Inhaled short-acting bronchodilators for managing emergency childhood asthma: an overview of reviews.
Pollock, M, Sinha, IP, Hartling, L, Rowe, BH, Schreiber, S, Fernandes, RM
Allergy. 2017;(2):183-200
Abstract
International guidelines provide conflicting recommendations on how to use bronchodilators to manage childhood acute wheezing conditions in the emergency department (ED), and there is variation within and among countries in how these conditions are managed. This may be reflective of uncertainty about the evidence.

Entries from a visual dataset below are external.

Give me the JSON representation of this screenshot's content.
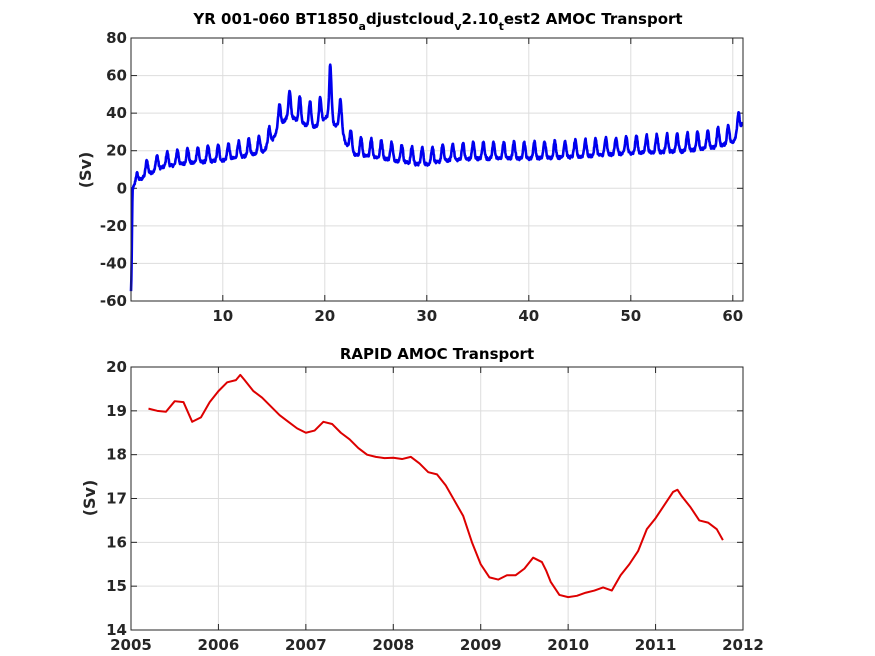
{
  "chart_data": [
    {
      "type": "line",
      "title_parts": [
        {
          "text": "YR 001-060 BT1850",
          "sub": false
        },
        {
          "text": "a",
          "sub": true
        },
        {
          "text": "djustcloud",
          "sub": false
        },
        {
          "text": "v",
          "sub": true
        },
        {
          "text": "2.10",
          "sub": false
        },
        {
          "text": "t",
          "sub": true
        },
        {
          "text": "est2 AMOC Transport",
          "sub": false
        }
      ],
      "xlabel": "",
      "ylabel": "(Sv)",
      "xlim": [
        1,
        61
      ],
      "ylim": [
        -60,
        80
      ],
      "xticks": [
        10,
        20,
        30,
        40,
        50,
        60
      ],
      "yticks": [
        -60,
        -40,
        -20,
        0,
        20,
        40,
        60,
        80
      ],
      "grid": true,
      "color": "#0000ee",
      "series": [
        {
          "base_points": [
            [
              1,
              -55
            ],
            [
              1.05,
              -45
            ],
            [
              1.15,
              0
            ],
            [
              1.6,
              5
            ],
            [
              2.5,
              9
            ],
            [
              4,
              13
            ],
            [
              6,
              15
            ],
            [
              8,
              16
            ],
            [
              10,
              17
            ],
            [
              12,
              19
            ],
            [
              14,
              22
            ],
            [
              15,
              29
            ],
            [
              15.5,
              36
            ],
            [
              16.5,
              42
            ],
            [
              17.5,
              39
            ],
            [
              18.5,
              36
            ],
            [
              19.5,
              37
            ],
            [
              20.1,
              42
            ],
            [
              20.5,
              46
            ],
            [
              21,
              37
            ],
            [
              21.5,
              38
            ],
            [
              22,
              27
            ],
            [
              23,
              20
            ],
            [
              25,
              19
            ],
            [
              27,
              17
            ],
            [
              29,
              15
            ],
            [
              30,
              15
            ],
            [
              32,
              17
            ],
            [
              35,
              18
            ],
            [
              40,
              18
            ],
            [
              45,
              19
            ],
            [
              50,
              21
            ],
            [
              55,
              22
            ],
            [
              58,
              24
            ],
            [
              60,
              27
            ],
            [
              61,
              37
            ]
          ],
          "amp_points": [
            [
              1,
              0
            ],
            [
              1.5,
              3
            ],
            [
              2,
              6
            ],
            [
              15,
              7
            ],
            [
              16,
              10
            ],
            [
              20,
              12
            ],
            [
              20.5,
              22
            ],
            [
              21,
              13
            ],
            [
              22,
              8
            ],
            [
              30,
              7
            ],
            [
              45,
              7
            ],
            [
              61,
              8
            ]
          ],
          "period": 1
        }
      ]
    },
    {
      "type": "line",
      "title": "RAPID AMOC Transport",
      "xlabel": "",
      "ylabel": "(Sv)",
      "xlim": [
        2005,
        2012
      ],
      "ylim": [
        14,
        20
      ],
      "xticks": [
        "2005",
        "2006",
        "2007",
        "2008",
        "2009",
        "2010",
        "2011",
        "2012"
      ],
      "yticks": [
        "14",
        "15",
        "16",
        "17",
        "18",
        "19",
        "20"
      ],
      "grid": true,
      "color": "#dd0000",
      "series": [
        {
          "x": [
            2005.2,
            2005.3,
            2005.4,
            2005.5,
            2005.6,
            2005.7,
            2005.8,
            2005.9,
            2006.0,
            2006.1,
            2006.2,
            2006.25,
            2006.3,
            2006.4,
            2006.5,
            2006.6,
            2006.7,
            2006.8,
            2006.9,
            2007.0,
            2007.1,
            2007.2,
            2007.3,
            2007.4,
            2007.5,
            2007.6,
            2007.7,
            2007.8,
            2007.9,
            2008.0,
            2008.1,
            2008.2,
            2008.3,
            2008.4,
            2008.5,
            2008.6,
            2008.7,
            2008.8,
            2008.9,
            2009.0,
            2009.1,
            2009.2,
            2009.3,
            2009.4,
            2009.5,
            2009.6,
            2009.7,
            2009.75,
            2009.8,
            2009.9,
            2010.0,
            2010.1,
            2010.2,
            2010.3,
            2010.4,
            2010.5,
            2010.6,
            2010.7,
            2010.8,
            2010.9,
            2011.0,
            2011.1,
            2011.2,
            2011.25,
            2011.3,
            2011.4,
            2011.5,
            2011.6,
            2011.7,
            2011.77
          ],
          "values": [
            19.05,
            19.0,
            18.98,
            19.22,
            19.2,
            18.75,
            18.85,
            19.2,
            19.45,
            19.65,
            19.7,
            19.82,
            19.7,
            19.45,
            19.3,
            19.1,
            18.9,
            18.75,
            18.6,
            18.5,
            18.55,
            18.75,
            18.7,
            18.5,
            18.35,
            18.15,
            18.0,
            17.95,
            17.92,
            17.93,
            17.9,
            17.95,
            17.8,
            17.6,
            17.55,
            17.3,
            16.95,
            16.6,
            16.0,
            15.5,
            15.2,
            15.15,
            15.25,
            15.25,
            15.4,
            15.65,
            15.55,
            15.35,
            15.1,
            14.8,
            14.75,
            14.78,
            14.85,
            14.9,
            14.97,
            14.9,
            15.25,
            15.5,
            15.8,
            16.3,
            16.55,
            16.85,
            17.15,
            17.2,
            17.05,
            16.8,
            16.5,
            16.45,
            16.3,
            16.05
          ]
        }
      ]
    }
  ]
}
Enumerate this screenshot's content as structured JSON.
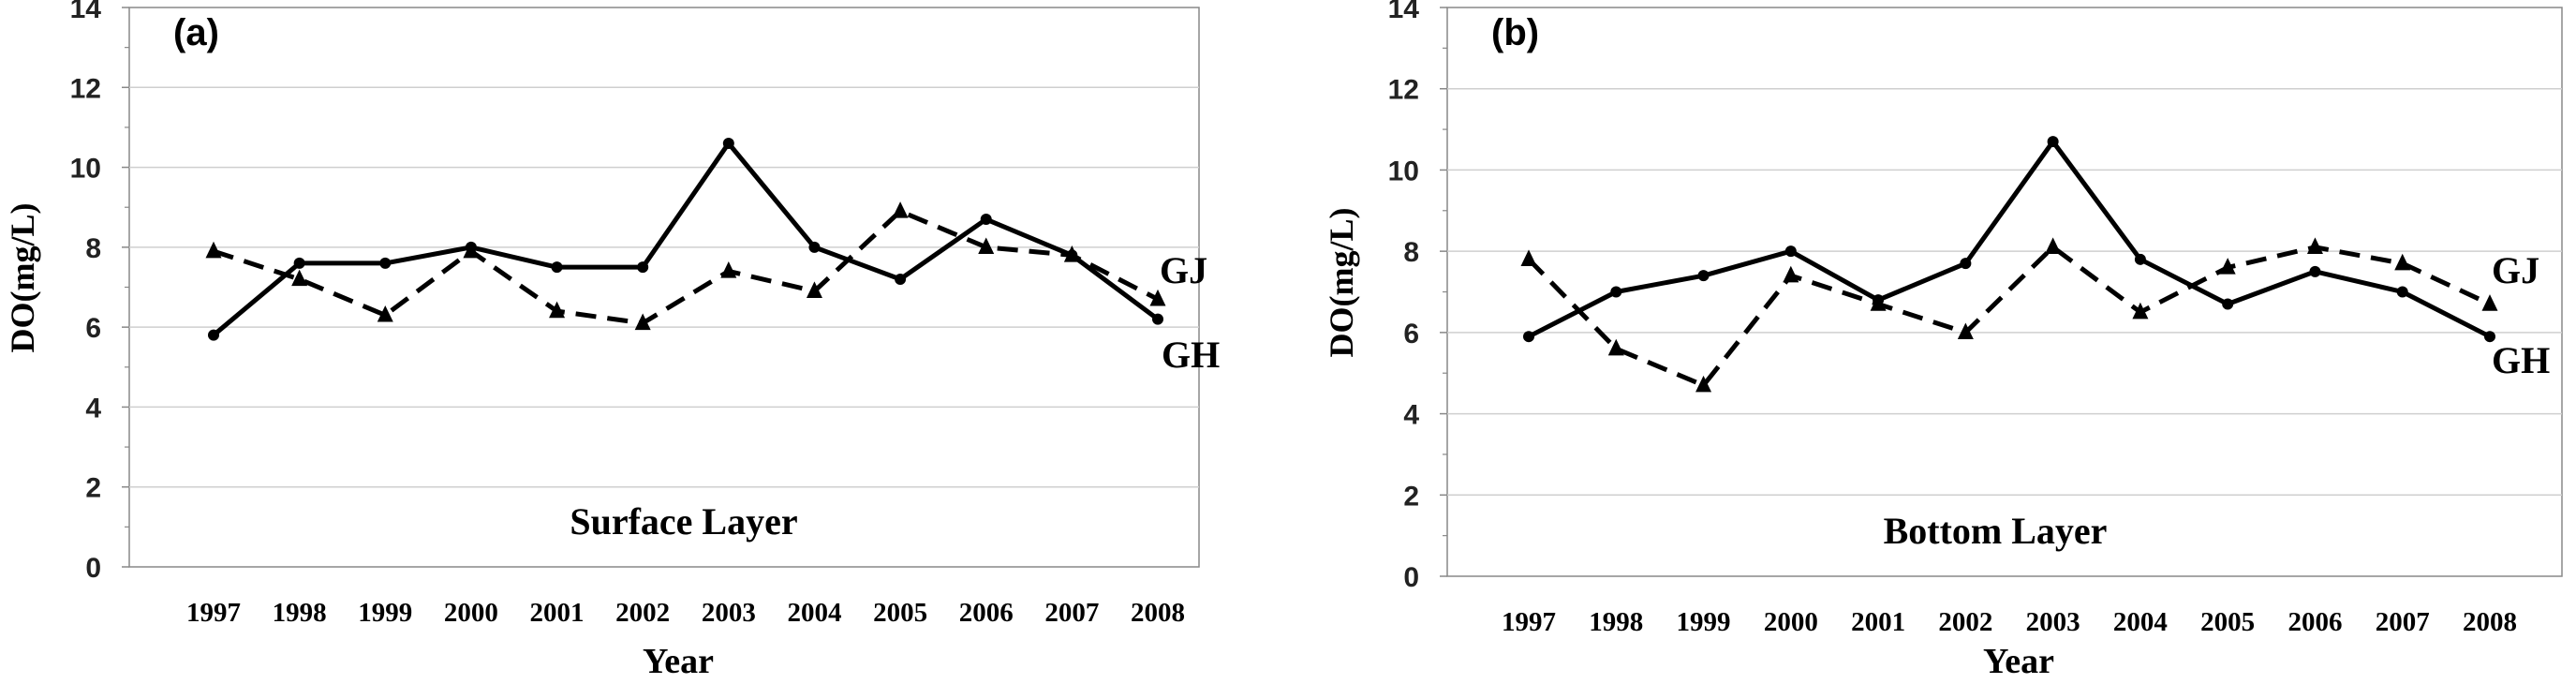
{
  "chart_data": [
    {
      "type": "line",
      "panel_label": "(a)",
      "annotation": "Surface Layer",
      "xlabel": "Year",
      "ylabel": "DO(mg/L)",
      "categories": [
        "1997",
        "1998",
        "1999",
        "2000",
        "2001",
        "2002",
        "2003",
        "2004",
        "2005",
        "2006",
        "2007",
        "2008"
      ],
      "ylim": [
        0,
        14
      ],
      "yticks": [
        "0",
        "2",
        "4",
        "6",
        "8",
        "10",
        "12",
        "14"
      ],
      "grid": true,
      "series": [
        {
          "name": "GH",
          "style": "solid",
          "marker": "circle",
          "values": [
            5.8,
            7.6,
            7.6,
            8.0,
            7.5,
            7.5,
            10.6,
            8.0,
            7.2,
            8.7,
            7.8,
            6.2
          ]
        },
        {
          "name": "GJ",
          "style": "dashed",
          "marker": "triangle",
          "values": [
            7.9,
            7.2,
            6.3,
            7.9,
            6.4,
            6.1,
            7.4,
            6.9,
            8.9,
            8.0,
            7.8,
            6.7
          ]
        }
      ]
    },
    {
      "type": "line",
      "panel_label": "(b)",
      "annotation": "Bottom Layer",
      "xlabel": "Year",
      "ylabel": "DO(mg/L)",
      "categories": [
        "1997",
        "1998",
        "1999",
        "2000",
        "2001",
        "2002",
        "2003",
        "2004",
        "2005",
        "2006",
        "2007",
        "2008"
      ],
      "ylim": [
        0,
        14
      ],
      "yticks": [
        "0",
        "2",
        "4",
        "6",
        "8",
        "10",
        "12",
        "14"
      ],
      "grid": true,
      "series": [
        {
          "name": "GH",
          "style": "solid",
          "marker": "circle",
          "values": [
            5.9,
            7.0,
            7.4,
            8.0,
            6.8,
            7.7,
            10.7,
            7.8,
            6.7,
            7.5,
            7.0,
            5.9
          ]
        },
        {
          "name": "GJ",
          "style": "dashed",
          "marker": "triangle",
          "values": [
            7.8,
            5.6,
            4.7,
            7.4,
            6.7,
            6.0,
            8.1,
            6.5,
            7.6,
            8.1,
            7.7,
            6.7
          ]
        }
      ]
    }
  ]
}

This overview of systematic reviews (SRs) aimed to synthesize, appraise, and present all SR evidence on the efficacy and safety of inhaled short-acting bronchodilators to treat asthma and wheeze exacerbations in children 0-18 years presenting to the ED. Searching, review selection, data extraction and analysis, and quality assessments were conducted using methods recommended by The Cochrane Collaboration. Thirteen SRs containing 56 relevant trials and 5526 patients were included. Results demonstrate the efficacy of short-acting beta-agonist (SABA) delivered by metered-dose inhaler as first-line therapy for younger and older children (hospital admission decreased by 44% in younger children, and ED length of stay decreased by 33 min in older children). Short-acting anticholinergic (SAAC) should be added to SABA for older children in severe cases (hospital admission decreased by 27% and 74% when compared to SABA and SAAC alone, respectively). Continuous nebulization, addition of magnesium sulfate to SABA, and levosalbutamol compared to salbutamol cannot be recommended in routine practice.